Once in Iceland and out the door to our airport-city transfer, Hugh and I nearly fell over. It was absolutely windy. To put this in perspective, imagine yourself out at sea and at the front of the ship and trying to walk. I can now understand why there were times when we were at sea and we couldn’t go out on deck. Anyway, suitcases were blowing all over, I nearly lost my hat, and Hugh and I looked like we had just stepped out of 1987 with our hair. This didn’t bother us as we were finally in Iceland, my 34th country.

Finding our guesthouse was fairly simple- look for ‘the church’. This ‘church’ everyone refers to is actually called ‘Hallgrímskirja,’ and I’ll go into it more later. You see, just as we were about to board the plane (which was named after the volcano ‘Hekla’, which is believed to be the ‘gateway to Hell’) we got a call from the owner of our guesthouse, ‘Guesthouse Baldursbrá.’ She was very sweet and informed us that there was a problem with our room and so we were booked into another guesthouse across the street from Hallgrímskirja. Once situated in our room at the other guesthouse, Hugh and I decided to look for a place to eat where we could try some local cuisine.

I don’t exactly remember how Hugh found it, but his keen sense of finding good restaurants came in handy. For dinner we went to ‘Hereford Steikhús' where we both sampled puffin. The restaurant was efficient, friendly, and reasonably priced for what is being served.

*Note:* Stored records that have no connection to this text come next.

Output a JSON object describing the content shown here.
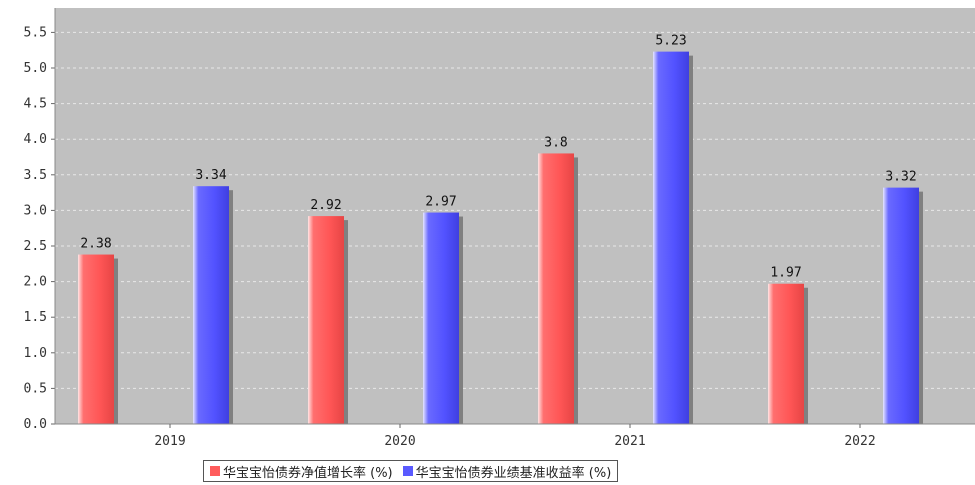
{
  "chart_data": {
    "type": "bar",
    "categories": [
      "2019",
      "2020",
      "2021",
      "2022"
    ],
    "series": [
      {
        "name": "华宝宝怡债券净值增长率 (%)",
        "values": [
          2.38,
          2.92,
          3.8,
          1.97
        ],
        "color": "#ff5c5c"
      },
      {
        "name": "华宝宝怡债券业绩基准收益率 (%)",
        "values": [
          3.34,
          2.97,
          5.23,
          3.32
        ],
        "color": "#5a5aff"
      }
    ],
    "value_labels": [
      [
        "2.38",
        "2.92",
        "3.8",
        "1.97"
      ],
      [
        "3.34",
        "2.97",
        "5.23",
        "3.32"
      ]
    ],
    "y_ticks": [
      "0.0",
      "0.5",
      "1.0",
      "1.5",
      "2.0",
      "2.5",
      "3.0",
      "3.5",
      "4.0",
      "4.5",
      "5.0",
      "5.5"
    ],
    "ylim": [
      0,
      5.6
    ],
    "grid": true,
    "legend_position": "bottom",
    "plot_background": "#c0c0c0"
  },
  "legend": {
    "items": [
      {
        "label": "华宝宝怡债券净值增长率 (%)",
        "color": "#ff5c5c"
      },
      {
        "label": "华宝宝怡债券业绩基准收益率 (%)",
        "color": "#5a5aff"
      }
    ]
  }
}
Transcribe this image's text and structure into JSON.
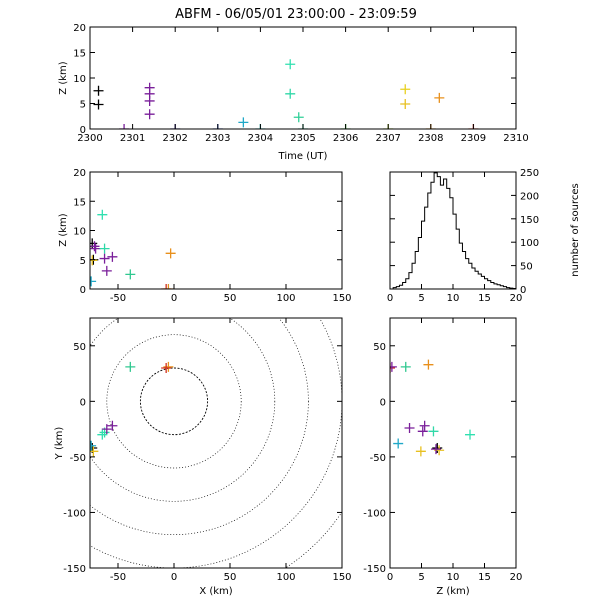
{
  "title": "ABFM - 06/05/01 23:00:00 - 23:09:59",
  "chart_data": [
    {
      "name": "time-height",
      "type": "scatter",
      "xlabel": "Time (UT)",
      "ylabel": "Z (km)",
      "xlim": [
        2300,
        2310
      ],
      "ylim": [
        0,
        20
      ],
      "xticks": [
        2300,
        2301,
        2302,
        2303,
        2304,
        2305,
        2306,
        2307,
        2308,
        2309,
        2310
      ],
      "yticks": [
        0,
        5,
        10,
        15,
        20
      ],
      "marker": "plus",
      "points": [
        {
          "x": 2300.2,
          "y": 7.5,
          "color": "#000000"
        },
        {
          "x": 2300.2,
          "y": 4.8,
          "color": "#000000"
        },
        {
          "x": 2300.8,
          "y": 0.0,
          "color": "#7a1f9a"
        },
        {
          "x": 2301.4,
          "y": 8.1,
          "color": "#7a1f9a"
        },
        {
          "x": 2301.4,
          "y": 6.9,
          "color": "#7a1f9a"
        },
        {
          "x": 2301.4,
          "y": 5.5,
          "color": "#7a1f9a"
        },
        {
          "x": 2301.4,
          "y": 2.9,
          "color": "#7a1f9a"
        },
        {
          "x": 2302.0,
          "y": 0.0,
          "color": "#3a2a9a"
        },
        {
          "x": 2303.0,
          "y": 0.0,
          "color": "#3050c0"
        },
        {
          "x": 2303.6,
          "y": 1.3,
          "color": "#20a8c8"
        },
        {
          "x": 2304.0,
          "y": 0.0,
          "color": "#20c0c0"
        },
        {
          "x": 2304.7,
          "y": 12.7,
          "color": "#30e0b0"
        },
        {
          "x": 2304.7,
          "y": 6.9,
          "color": "#30d8a8"
        },
        {
          "x": 2304.9,
          "y": 2.3,
          "color": "#30d098"
        },
        {
          "x": 2305.0,
          "y": 0.0,
          "color": "#30c890"
        },
        {
          "x": 2306.0,
          "y": 0.0,
          "color": "#40c040"
        },
        {
          "x": 2307.0,
          "y": 0.0,
          "color": "#a0c020"
        },
        {
          "x": 2307.4,
          "y": 7.8,
          "color": "#e8d020"
        },
        {
          "x": 2307.4,
          "y": 4.9,
          "color": "#e8c020"
        },
        {
          "x": 2308.0,
          "y": 0.0,
          "color": "#e09020"
        },
        {
          "x": 2308.2,
          "y": 6.1,
          "color": "#e8901c"
        },
        {
          "x": 2309.0,
          "y": 0.0,
          "color": "#d03020"
        }
      ]
    },
    {
      "name": "x-z-projection",
      "type": "scatter",
      "ylabel": "Z (km)",
      "xlim": [
        -75,
        150
      ],
      "ylim": [
        0,
        20
      ],
      "xticks": [
        -50,
        0,
        50,
        100,
        150
      ],
      "yticks": [
        0,
        5,
        10,
        15,
        20
      ],
      "marker": "plus",
      "points": [
        {
          "x": -73,
          "y": 7.8,
          "color": "#000000"
        },
        {
          "x": -72,
          "y": 5.0,
          "color": "#000000"
        },
        {
          "x": -71,
          "y": 7.3,
          "color": "#7a1f9a"
        },
        {
          "x": -70,
          "y": 6.9,
          "color": "#7a1f9a"
        },
        {
          "x": -62,
          "y": 5.2,
          "color": "#7a1f9a"
        },
        {
          "x": -55,
          "y": 5.5,
          "color": "#7a1f9a"
        },
        {
          "x": -60,
          "y": 3.1,
          "color": "#7a1f9a"
        },
        {
          "x": -64,
          "y": 12.7,
          "color": "#30e0b0"
        },
        {
          "x": -62,
          "y": 6.9,
          "color": "#30d8a8"
        },
        {
          "x": -39,
          "y": 2.5,
          "color": "#30c890"
        },
        {
          "x": -74,
          "y": 1.3,
          "color": "#20a8c8"
        },
        {
          "x": -73,
          "y": 4.9,
          "color": "#e8c020"
        },
        {
          "x": -3,
          "y": 6.1,
          "color": "#e8901c"
        },
        {
          "x": -7,
          "y": 0.0,
          "color": "#d03020"
        },
        {
          "x": -5,
          "y": 0.0,
          "color": "#e09020"
        }
      ]
    },
    {
      "name": "height-histogram",
      "type": "bar",
      "ylabel": "number of sources",
      "xlim": [
        0,
        20
      ],
      "ylim": [
        0,
        250
      ],
      "xticks": [
        0,
        5,
        10,
        15,
        20
      ],
      "yticks": [
        0,
        50,
        100,
        150,
        200,
        250
      ],
      "bin_width": 0.5,
      "values": [
        0,
        3,
        5,
        8,
        14,
        22,
        35,
        55,
        80,
        110,
        145,
        175,
        205,
        228,
        248,
        240,
        222,
        235,
        215,
        195,
        160,
        128,
        98,
        80,
        65,
        55,
        45,
        38,
        32,
        27,
        22,
        18,
        14,
        11,
        9,
        7,
        5,
        3,
        2,
        1
      ]
    },
    {
      "name": "plan-view",
      "type": "scatter",
      "xlabel": "X (km)",
      "ylabel": "Y (km)",
      "xlim": [
        -75,
        150
      ],
      "ylim": [
        -150,
        75
      ],
      "xticks": [
        -50,
        0,
        50,
        100,
        150
      ],
      "yticks": [
        -150,
        -100,
        -50,
        0,
        50
      ],
      "range_rings": [
        30,
        60,
        90,
        120,
        150,
        180
      ],
      "marker": "plus",
      "points": [
        {
          "x": -73,
          "y": -42,
          "color": "#000000"
        },
        {
          "x": -72,
          "y": -45,
          "color": "#e8c020"
        },
        {
          "x": -74,
          "y": -40,
          "color": "#20a8c8"
        },
        {
          "x": -62,
          "y": -28,
          "color": "#30d8a8"
        },
        {
          "x": -60,
          "y": -25,
          "color": "#7a1f9a"
        },
        {
          "x": -55,
          "y": -22,
          "color": "#7a1f9a"
        },
        {
          "x": -64,
          "y": -30,
          "color": "#30e0b0"
        },
        {
          "x": -39,
          "y": 31,
          "color": "#30c890"
        },
        {
          "x": -5,
          "y": 31,
          "color": "#e8901c"
        },
        {
          "x": -7,
          "y": 30,
          "color": "#d03020"
        }
      ]
    },
    {
      "name": "z-y-projection",
      "type": "scatter",
      "xlabel": "Z (km)",
      "xlim": [
        0,
        20
      ],
      "ylim": [
        -150,
        75
      ],
      "xticks": [
        0,
        5,
        10,
        15,
        20
      ],
      "yticks": [
        -150,
        -100,
        -50,
        0,
        50
      ],
      "marker": "plus",
      "points": [
        {
          "x": 0.0,
          "y": 30,
          "color": "#d03020"
        },
        {
          "x": 0.3,
          "y": 31,
          "color": "#7a1f9a"
        },
        {
          "x": 2.5,
          "y": 31,
          "color": "#30c890"
        },
        {
          "x": 6.1,
          "y": 33,
          "color": "#e8901c"
        },
        {
          "x": 1.3,
          "y": -38,
          "color": "#20a8c8"
        },
        {
          "x": 3.1,
          "y": -24,
          "color": "#7a1f9a"
        },
        {
          "x": 5.5,
          "y": -22,
          "color": "#7a1f9a"
        },
        {
          "x": 5.2,
          "y": -27,
          "color": "#7a1f9a"
        },
        {
          "x": 6.9,
          "y": -27,
          "color": "#30d8a8"
        },
        {
          "x": 12.7,
          "y": -30,
          "color": "#30e0b0"
        },
        {
          "x": 4.9,
          "y": -45,
          "color": "#e8c020"
        },
        {
          "x": 7.5,
          "y": -42,
          "color": "#000000"
        },
        {
          "x": 7.8,
          "y": -44,
          "color": "#e8c020"
        },
        {
          "x": 7.3,
          "y": -43,
          "color": "#7a1f9a"
        }
      ]
    }
  ]
}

We paid roughly 5,000kr (about £25) for our three-course meal, consisting of smoked puffin and salad as a starter, puffin breasts as the main course, and skyr as our dessert. All of it was good, especially skyr, which is something which I've been craving since I last had some the other day. Puffin, unlike every other bird I have ever had, is a dark meat. It's even darker than beef. The puffin we had was the colour of red wine, and had the texture of duck, but less greasy and a bit salty. Overall, we enjoyed our meal very much and admired just how fresh everything was, especially the fruit with our skyr. After dinner we went to our unsuccessful Northern Lights tour. 

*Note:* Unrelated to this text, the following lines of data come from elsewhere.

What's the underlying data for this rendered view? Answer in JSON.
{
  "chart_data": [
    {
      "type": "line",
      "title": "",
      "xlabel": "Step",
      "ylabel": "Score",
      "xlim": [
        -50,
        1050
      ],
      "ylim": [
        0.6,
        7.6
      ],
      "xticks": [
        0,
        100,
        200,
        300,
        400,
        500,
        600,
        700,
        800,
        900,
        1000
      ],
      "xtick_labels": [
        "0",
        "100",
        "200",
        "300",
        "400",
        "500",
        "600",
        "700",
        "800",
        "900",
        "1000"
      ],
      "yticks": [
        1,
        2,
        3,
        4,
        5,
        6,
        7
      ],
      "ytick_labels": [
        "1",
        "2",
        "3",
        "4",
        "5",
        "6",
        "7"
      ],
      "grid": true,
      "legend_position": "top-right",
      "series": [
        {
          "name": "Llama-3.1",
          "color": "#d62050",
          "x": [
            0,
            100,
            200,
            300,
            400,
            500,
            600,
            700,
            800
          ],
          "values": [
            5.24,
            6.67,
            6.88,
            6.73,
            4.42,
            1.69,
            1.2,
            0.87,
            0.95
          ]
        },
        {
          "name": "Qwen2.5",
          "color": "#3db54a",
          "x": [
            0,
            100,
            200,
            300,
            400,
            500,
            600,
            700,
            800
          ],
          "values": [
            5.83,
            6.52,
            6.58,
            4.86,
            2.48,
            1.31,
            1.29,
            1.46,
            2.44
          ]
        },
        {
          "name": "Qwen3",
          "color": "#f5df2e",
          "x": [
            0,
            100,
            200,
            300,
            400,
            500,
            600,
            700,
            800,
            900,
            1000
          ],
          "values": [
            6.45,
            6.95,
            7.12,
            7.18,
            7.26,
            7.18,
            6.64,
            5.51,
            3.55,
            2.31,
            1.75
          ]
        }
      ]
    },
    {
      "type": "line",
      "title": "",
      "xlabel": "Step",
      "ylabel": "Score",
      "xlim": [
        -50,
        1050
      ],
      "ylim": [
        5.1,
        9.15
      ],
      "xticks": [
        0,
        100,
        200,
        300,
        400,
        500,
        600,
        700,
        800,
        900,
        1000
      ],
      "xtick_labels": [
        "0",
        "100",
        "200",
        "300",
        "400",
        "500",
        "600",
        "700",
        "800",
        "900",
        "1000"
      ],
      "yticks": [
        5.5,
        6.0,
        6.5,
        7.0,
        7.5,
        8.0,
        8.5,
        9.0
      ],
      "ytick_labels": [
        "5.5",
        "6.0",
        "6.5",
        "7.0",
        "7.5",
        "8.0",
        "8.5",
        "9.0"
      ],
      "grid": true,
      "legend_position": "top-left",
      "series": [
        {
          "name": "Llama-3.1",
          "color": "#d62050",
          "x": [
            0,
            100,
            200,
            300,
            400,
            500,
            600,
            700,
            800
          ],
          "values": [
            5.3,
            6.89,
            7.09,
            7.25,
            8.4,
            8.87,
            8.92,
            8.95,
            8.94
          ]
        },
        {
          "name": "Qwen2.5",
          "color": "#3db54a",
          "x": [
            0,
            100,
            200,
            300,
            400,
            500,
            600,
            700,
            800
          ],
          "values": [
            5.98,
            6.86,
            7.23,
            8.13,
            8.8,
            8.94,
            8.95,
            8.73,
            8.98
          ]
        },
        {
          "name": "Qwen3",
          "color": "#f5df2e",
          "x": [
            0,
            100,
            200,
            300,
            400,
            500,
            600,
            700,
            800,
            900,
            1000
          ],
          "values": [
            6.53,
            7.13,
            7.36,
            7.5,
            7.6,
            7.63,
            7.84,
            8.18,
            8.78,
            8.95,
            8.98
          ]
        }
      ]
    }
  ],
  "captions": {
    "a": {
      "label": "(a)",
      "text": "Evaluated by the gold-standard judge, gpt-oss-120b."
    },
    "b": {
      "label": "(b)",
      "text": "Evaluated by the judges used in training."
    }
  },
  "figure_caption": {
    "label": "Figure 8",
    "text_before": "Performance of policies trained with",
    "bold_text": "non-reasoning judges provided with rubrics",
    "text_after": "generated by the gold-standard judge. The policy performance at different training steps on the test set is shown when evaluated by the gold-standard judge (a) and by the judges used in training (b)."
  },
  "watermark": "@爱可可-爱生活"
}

The Northern Lights tour was an absolute failure. The company, Reykjavik Excursions, however, were very prompt, courteous, and knowledgeable. Because we didn’t see anything (I saw a flicker and that was it), they have promised us that we may join any other future Northern Lights tour at no additional charge, which I thought was quite nice of them. Our tour guide as absolutely brilliant. He went by ‘Siggy’ as his first name, because his actual name is hard to pronounce for non-native Icelandic speakers, and also went by the nickname of ‘Siggy Stardust.’ He made a lot of Bowie references, which was appreciated. Siggy told us the stories of what different cultures believe with the Northern Lights. My favourite is what he said about what they say in Greenland. Apparently, if you want the Northern Lights to come closer to you (so you can find food) you whistle, but if they come too close -and I kid you not- you throw dog excrement at them. Other cultures believed they were the steps to the afterlife and others argue that they are the elves dancing. I enjoyed hearing what Siggy had to say about the Northern Lights. It’s just a shame that we didn’t really see anything.